Walk Don't Run 9/9/15

Everyone has their story; mine won’t be much different than most others in this part of the country. At nearly 2 a.m., during the very early hours of September 11, 2001, I was just crawling into bed. I worked late and slept later during that time. I had just graduated from high school and turned 18 exactly one week earlier. I had never really given the terms “terrorist” or “Al Qaeda” a second thought. In fact, I’d probably swear to you that I had never heard either term before that day. That night I was going to bed in the only world I had known; the only world any of us born before that day had known. It was what’s now referred to as, pre 9/11.
My son, nieces and nephews will never know that world. But so many of you do. I was born in 1983 after the Vietnam War and I was too young to be scared during the Gulf War, aka “Desert Storm.” So when I went to bed early that September 11 morning, I didn’t know war and I never thought about the world being a scary place. I wanted to travel all over this amazing world and see it all. I wanted to take several Dramamine and fly to exotic places. I wanted to live in Venice or Ireland. The only fear I had of travel was getting sick. I had flown for the first time the previous year and in the four planes I boarded, fear was never a feeling dealt with. I barreled through airport security with no problems and to my friend and me, the creepy guy who sat with us from Little Rock to St. Louis in the black trench coat, holding onto a box as if it held all the world’s secrets, was comical. He made us a little uncomfortable but we didn’t really fear him or side eye his behavior as we would now. Four planes and I never removed my shoes and got to keep my snow globe and nail file tucked away securely in the bag under my seat.

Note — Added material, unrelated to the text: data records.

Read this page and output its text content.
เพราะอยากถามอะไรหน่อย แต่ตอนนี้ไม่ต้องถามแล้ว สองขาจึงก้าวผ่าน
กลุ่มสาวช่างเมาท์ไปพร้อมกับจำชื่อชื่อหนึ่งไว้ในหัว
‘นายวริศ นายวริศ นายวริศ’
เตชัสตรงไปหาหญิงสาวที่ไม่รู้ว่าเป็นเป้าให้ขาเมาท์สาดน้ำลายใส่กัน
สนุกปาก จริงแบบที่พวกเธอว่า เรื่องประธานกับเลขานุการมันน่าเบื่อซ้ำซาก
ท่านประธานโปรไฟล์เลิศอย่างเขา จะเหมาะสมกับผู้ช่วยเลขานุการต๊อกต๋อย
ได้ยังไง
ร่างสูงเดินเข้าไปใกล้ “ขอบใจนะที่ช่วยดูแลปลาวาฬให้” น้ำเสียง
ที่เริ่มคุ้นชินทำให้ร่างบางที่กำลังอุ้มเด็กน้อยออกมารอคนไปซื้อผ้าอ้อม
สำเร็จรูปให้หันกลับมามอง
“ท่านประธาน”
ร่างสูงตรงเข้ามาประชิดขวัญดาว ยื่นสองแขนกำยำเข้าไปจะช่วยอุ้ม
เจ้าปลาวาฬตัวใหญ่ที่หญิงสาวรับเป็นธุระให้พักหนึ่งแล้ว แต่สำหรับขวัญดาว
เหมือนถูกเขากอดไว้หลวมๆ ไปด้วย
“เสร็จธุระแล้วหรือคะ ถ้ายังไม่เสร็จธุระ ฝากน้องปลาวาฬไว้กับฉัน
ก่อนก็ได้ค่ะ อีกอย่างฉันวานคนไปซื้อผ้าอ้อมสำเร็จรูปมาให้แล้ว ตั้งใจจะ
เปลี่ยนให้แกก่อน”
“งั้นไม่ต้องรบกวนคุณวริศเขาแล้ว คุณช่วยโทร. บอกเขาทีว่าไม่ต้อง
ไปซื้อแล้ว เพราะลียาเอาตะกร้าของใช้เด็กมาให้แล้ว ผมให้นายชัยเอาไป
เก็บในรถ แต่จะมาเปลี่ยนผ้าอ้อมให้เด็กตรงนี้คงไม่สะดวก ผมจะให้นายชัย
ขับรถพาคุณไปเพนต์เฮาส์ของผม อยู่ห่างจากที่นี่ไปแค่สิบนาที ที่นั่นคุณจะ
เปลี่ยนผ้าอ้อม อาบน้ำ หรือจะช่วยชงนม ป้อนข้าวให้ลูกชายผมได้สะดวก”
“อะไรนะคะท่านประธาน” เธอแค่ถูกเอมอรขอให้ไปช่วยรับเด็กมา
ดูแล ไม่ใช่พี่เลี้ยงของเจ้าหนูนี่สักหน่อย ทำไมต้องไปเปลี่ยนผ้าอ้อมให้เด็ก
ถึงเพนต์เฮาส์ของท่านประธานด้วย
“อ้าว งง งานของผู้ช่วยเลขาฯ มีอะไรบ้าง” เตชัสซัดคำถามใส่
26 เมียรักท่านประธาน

Your world, my world and our outlook on life and the people in it quickly changed about seven hours later.
The phone kept ringing and ringing. When you’re 18, you don’t really run down a list of bad things that could have happened to keep someone calling over and over on a random Tuesday morning. I rolled over and mumbled some curse words and put the pillow over my head. The phone continued to ring, and ring and ring. Finally I was so mad that I walked into the living room and answered with an attitude that only an 18-year-old girl could pull off. My mom was in a panic and told me to turn on the TV right now. I huffed and asked why. Again she told me under no certain terms to turn on the TV NOW! I grabbed the remote and as I turned on the television, the first tower fell. I couldn’t tell you if my mom and I discussed it or if she let me draw my own conclusions but I was confused. I didn’t understand what “possible terrorist attack,” was. I assumed it was an accident because I was young and naïve. I saw the world from innocent eyes, something my son has never been able to do. Charles Gibson and Diane Sawyer explained for what I assume was the 15th time to a shell-shocked nation, that this was no accident. We were under attack. Soon came the second tower and more detailed reports of the Pentagon and Shanksville, PA.

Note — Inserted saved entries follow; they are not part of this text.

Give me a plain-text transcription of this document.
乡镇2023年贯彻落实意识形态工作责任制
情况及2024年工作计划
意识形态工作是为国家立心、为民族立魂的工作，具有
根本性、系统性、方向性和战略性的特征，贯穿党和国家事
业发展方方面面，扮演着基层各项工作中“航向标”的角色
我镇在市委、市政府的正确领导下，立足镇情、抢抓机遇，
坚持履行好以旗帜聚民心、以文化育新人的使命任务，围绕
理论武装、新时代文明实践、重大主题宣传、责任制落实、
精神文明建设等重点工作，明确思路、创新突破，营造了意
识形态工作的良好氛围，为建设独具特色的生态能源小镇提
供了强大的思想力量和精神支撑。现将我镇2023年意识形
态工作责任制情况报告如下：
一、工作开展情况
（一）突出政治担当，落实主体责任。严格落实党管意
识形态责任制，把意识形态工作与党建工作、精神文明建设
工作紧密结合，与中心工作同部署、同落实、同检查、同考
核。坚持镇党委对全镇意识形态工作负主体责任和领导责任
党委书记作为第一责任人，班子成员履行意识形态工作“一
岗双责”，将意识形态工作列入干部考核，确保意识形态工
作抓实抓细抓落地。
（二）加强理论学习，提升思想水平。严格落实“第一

We were under attack. We were under attack?! I believe I mumbled these words over and over to myself as I tried to make sense of what they meant by “We are under attack.” Should I be in the basement? Should I find a gun? I had no idea what that meant.

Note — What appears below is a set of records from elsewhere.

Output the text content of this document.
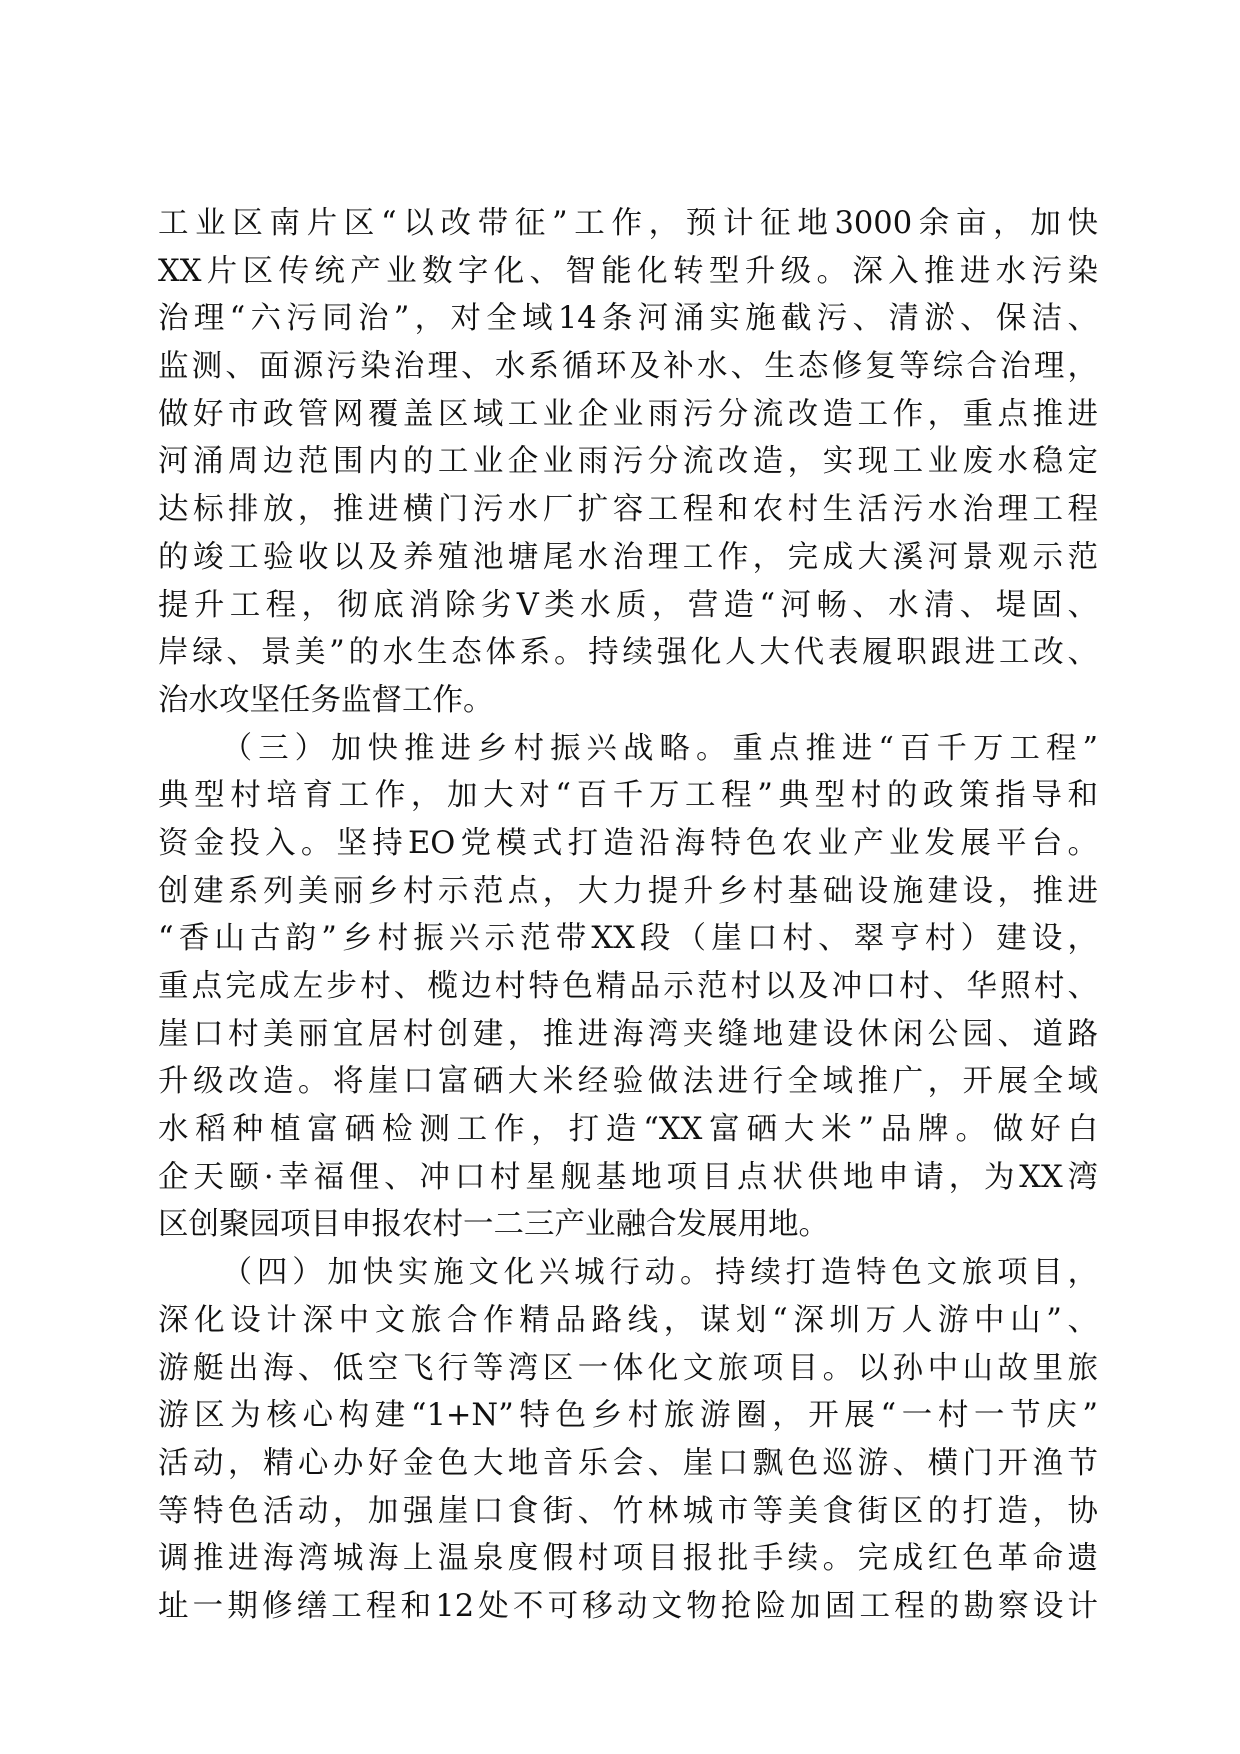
工业区南片区“以改带征”工作，预计征地3000余亩，加快
XX片区传统产业数字化、智能化转型升级。深入推进水污染
治理“六污同治”，对全域14条河涌实施截污、清淤、保洁、
监测、面源污染治理、水系循环及补水、生态修复等综合治理，
做好市政管网覆盖区域工业企业雨污分流改造工作，重点推进
河涌周边范围内的工业企业雨污分流改造，实现工业废水稳定
达标排放，推进横门污水厂扩容工程和农村生活污水治理工程
的竣工验收以及养殖池塘尾水治理工作，完成大溪河景观示范
提升工程，彻底消除劣Ⅴ类水质，营造“河畅、水清、堤固、
岸绿、景美”的水生态体系。持续强化人大代表履职跟进工改、
治水攻坚任务监督工作。
（三）加快推进乡村振兴战略。重点推进“百千万工程”
典型村培育工作，加大对“百千万工程”典型村的政策指导和
资金投入。坚持EO党模式打造沿海特色农业产业发展平台。
创建系列美丽乡村示范点，大力提升乡村基础设施建设，推进
“香山古韵”乡村振兴示范带XX段（崖口村、翠亨村）建设，
重点完成左步村、榄边村特色精品示范村以及冲口村、华照村、
崖口村美丽宜居村创建，推进海湾夹缝地建设休闲公园、道路
升级改造。将崖口富硒大米经验做法进行全域推广，开展全域
水稻种植富硒检测工作，打造“XX富硒大米”品牌。做好白
企天颐·幸福俚、冲口村星舰基地项目点状供地申请，为XX湾
区创聚园项目申报农村一二三产业融合发展用地。
（四）加快实施文化兴城行动。持续打造特色文旅项目，
深化设计深中文旅合作精品路线，谋划“深圳万人游中山”、
游艇出海、低空飞行等湾区一体化文旅项目。以孙中山故里旅
游区为核心构建“1+N”特色乡村旅游圈，开展“一村一节庆”
活动，精心办好金色大地音乐会、崖口飘色巡游、横门开渔节
等特色活动，加强崖口食街、竹林城市等美食街区的打造，协
调推进海湾城海上温泉度假村项目报批手续。完成红色革命遗
址一期修缮工程和12处不可移动文物抢险加固工程的勘察设计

I was in Dawson, Nebraska: a town so small it’s considered a Village. I should have nothing to fear in the world, but I did. I couldn’t look away from the TV, yet I couldn’t stop walking from the door to the window and back again. I was like a caged animal. I wanted my mom; I needed someone to tell me that everything was alright. Here nearly 14 years later, I have never wrapped my mind around the fact that I watched thousands of people lose their lives in real time. We watched the murder of so many innocent people play out in front of us. I don’t believe the human brain has the capability to handle that kind of sorrow.  A few hours later a friend came by to see if I wanted to head out to Six-Mile for lunch. I said I would but only if we called ahead to see if they had a TV. We did and we walked in to the most baron and quiet restaurant you’d ever seen. A few older gentlemen kept their eyes locked on the TV as images of the plane hitting the second tower replayed over and over again. I remember how scared their faces made me. I wasn’t hungry but sat as my friend finished his meal. The air was heavy and the only talk was that of shocked reactions. These men who were probably in their 70’s kept saying “My God,” over and over to themselves. These men who had been alive during the Kennedy assassination, the Korean and Vietnam Wars and every war since then were still in shock at what they had just witnessed. They had seen the blood and violence of war yet they still couldn’t handle what had just seen. At 18, I hadn’t seen this kind of destruction and death. All morning tears had welled up in my eyes but were choked back. In that moment I had to leave. I wanted to be home, in my ‘safe place.’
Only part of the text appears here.